What a wonderful dream journey I had last night. I am so grateful to my Dream Guides for being there for me every night and for the powerful and enlightening night dreams that I have been having. I decided to unravel the mystery of the trapped emotions in my body even further last night; so I programmed my dreams with my Dream Doula, Archangel Raphael and Archangel Michael. I asked them to work with me on what I know are trapped emotions in my stomach and solar plexus, since I have IBS and Acid Reflex. I also have pain in my lower left back. Click here to read my blog from yesterday called MY TRAPPED EMOTIONS DREAM.
MY DREAM RECALL
In my dream journey, I am living where I live in real life at Caliente Clothing Optional Resort. The difference is that I live in a dorm room with other girls and not my condo. Some of the girls that I am living with think I am only a guest getting special privileges. They are upset, because I wrote all over the giant chalk board in the room that is part of the wall. All I know is that I wrote the same I AM___________ affirmation over and over again. I cannot see the rest of the affirmation. I also have filled the walls in the room with my own pictures of family, experiences and people I know. The girls I live with do not like that I took over the walls and wrote affirmations on the chalkboard, because I am treating the room like it is my space and noone else’s space. I tried to erase the chalkboard, but it is difficult to erase. The writing is embedded on the chalkboard. I did manage to lighten the writing, so some of it did come off. The girls are still upset, because they say I am ruining or perhaps poisoning the environment by the way I am trying to erase the chalkboard. I finally told the girls that I am a lifetime member of Caliente Clothing Optional Resort, which I am in real life. In the dream, I realized that I had to pay a $200 fee every year I am a lifetime member, which I had not paid yet. I was worried about it.

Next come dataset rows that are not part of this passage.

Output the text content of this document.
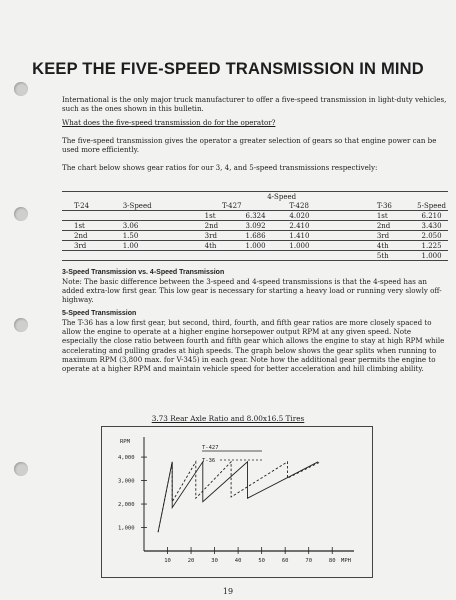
KEEP THE FIVE-SPEED TRANSMISSION IN MIND
International is the only major truck manufacturer to offer a five-speed transmission in light-duty vehicles, such as the ones shown in this bulletin.
What does the five-speed transmission do for the operator?
The five-speed transmission gives the operator a greater selection of gears so that engine power can be used more efficiently.
The chart below shows gear ratios for our 3, 4, and 5-speed transmissions respectively:
			4-Speed					
T-24	3-Speed		T-427		T-428		T-36	5-Speed
			1st	6.324	4.020		1st	6.210
1st	3.06		2nd	3.092	2.410		2nd	3.430
2nd	1.50		3rd	1.686	1.410		3rd	2.050
3rd	1.00		4th	1.000	1.000		4th	1.225
							5th	1.000
3-Speed Transmission vs. 4-Speed Transmission
Note: The basic difference between the 3-speed and 4-speed transmissions is that the 4-speed has an added extra-low first gear. This low gear is necessary for starting a heavy load or running very slowly off-highway.
5-Speed Transmission
The T-36 has a low first gear, but second, third, fourth, and fifth gear ratios are more closely spaced to allow the engine to operate at a higher engine horsepower output RPM at any given speed. Note especially the close ratio between fourth and fifth gear which allows the engine to stay at high RPM while accelerating and pulling grades at high speeds. The graph below shows the gear splits when running to maximum RPM (3,800 max. for V-345) in each gear. Note how the additional gear permits the engine to operate at a higher RPM and maintain vehicle speed for better acceleration and hill climbing ability.
3.73 Rear Axle Ratio and 8.00x16.5 Tires
RPM
1,000
2,000
3,000
4,000
10	20	30	40	50	60	70	80 MPH
T-427
T-36
19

There is also a cow in my dream. He is laying on the couch. I petted him, and he suddenly got up and started following me around to get affection and attention.
When I first woke up, I did not think I dreamed. I was surprised and disappointed, since I dream every night. I laid very still, and I asked my dream guides to help me remember my dream journey. At first the only memory that came back to me was that I had not paid some kind of $200 yearly fee for being a lifetime member. I literally believed that there was a yearly fee of $200 when I first woke up until the memories of my dream came flooding back. There is NO $200 yearly fee.
FEELINGS IN MY DREAM
I felt nervous, worried, fearful and uncomfortable, because I was not being accepted. I felt like something was wrong with me, and that I was different. I felt disconnected from the group. I felt like I needed to be SEEN. I felt uncomfortable sharing my space, so I took over the space. I felt worried about money. I felt like my feelings and beliefs did not matter. I was afraid of the cow.
DREAM INTERPRETATION AND REALITY CHECK
According to Doreen Virtue, the number 200 in a dream means that God has not forgotten or abandoned me. Truly, I do have abandonment issues since childhood. Archangel Raphael is telling me that the trapped emotions are also in my soul, so I am going to include my soul in my dream programming tonight. It is obvious to me now what my trapped emotions are. My main trapped emotion is FEAR.
Fear of not being accepted; fear of being abandoned; fear that something is wrong with me; fear of sharing my sacred space. Fear of not having enough money; fear that my feelings and beliefs do not matter; Fear that I am not smart enough or good enough. I am pretty sure that I carry those fears around in my solar plexus.
As far as the cow, I feel like my dream guides are telling me to cut down on meat. I know that, and there are times when I stay away from meat and chocolate. That is my own way of cleansing myself. Perhaps I need to be aware of the gifts and abundance in my life and to milk the abundance (so to speak).
QUESTION FOR MYSELF
What is the affirmation I was writing on the board over and over again?
To work on my main trapped emotions – Fear of not being accepted; fear of being abandoned; fear that something is wrong with me; fear of sharing my sacred space; fear of not being good enough or smart enough; fear of not having enough money; fear that my feelings and beliefs do not matter. I will also do some third chakra (solar plexus) work in my dreams tonight as well.
It was brought to my attention by my dream sister, Amy, that the affirmation for this month for those in the sign of Aries (me) is I AM. Maybe that was the affirmation “I AM”.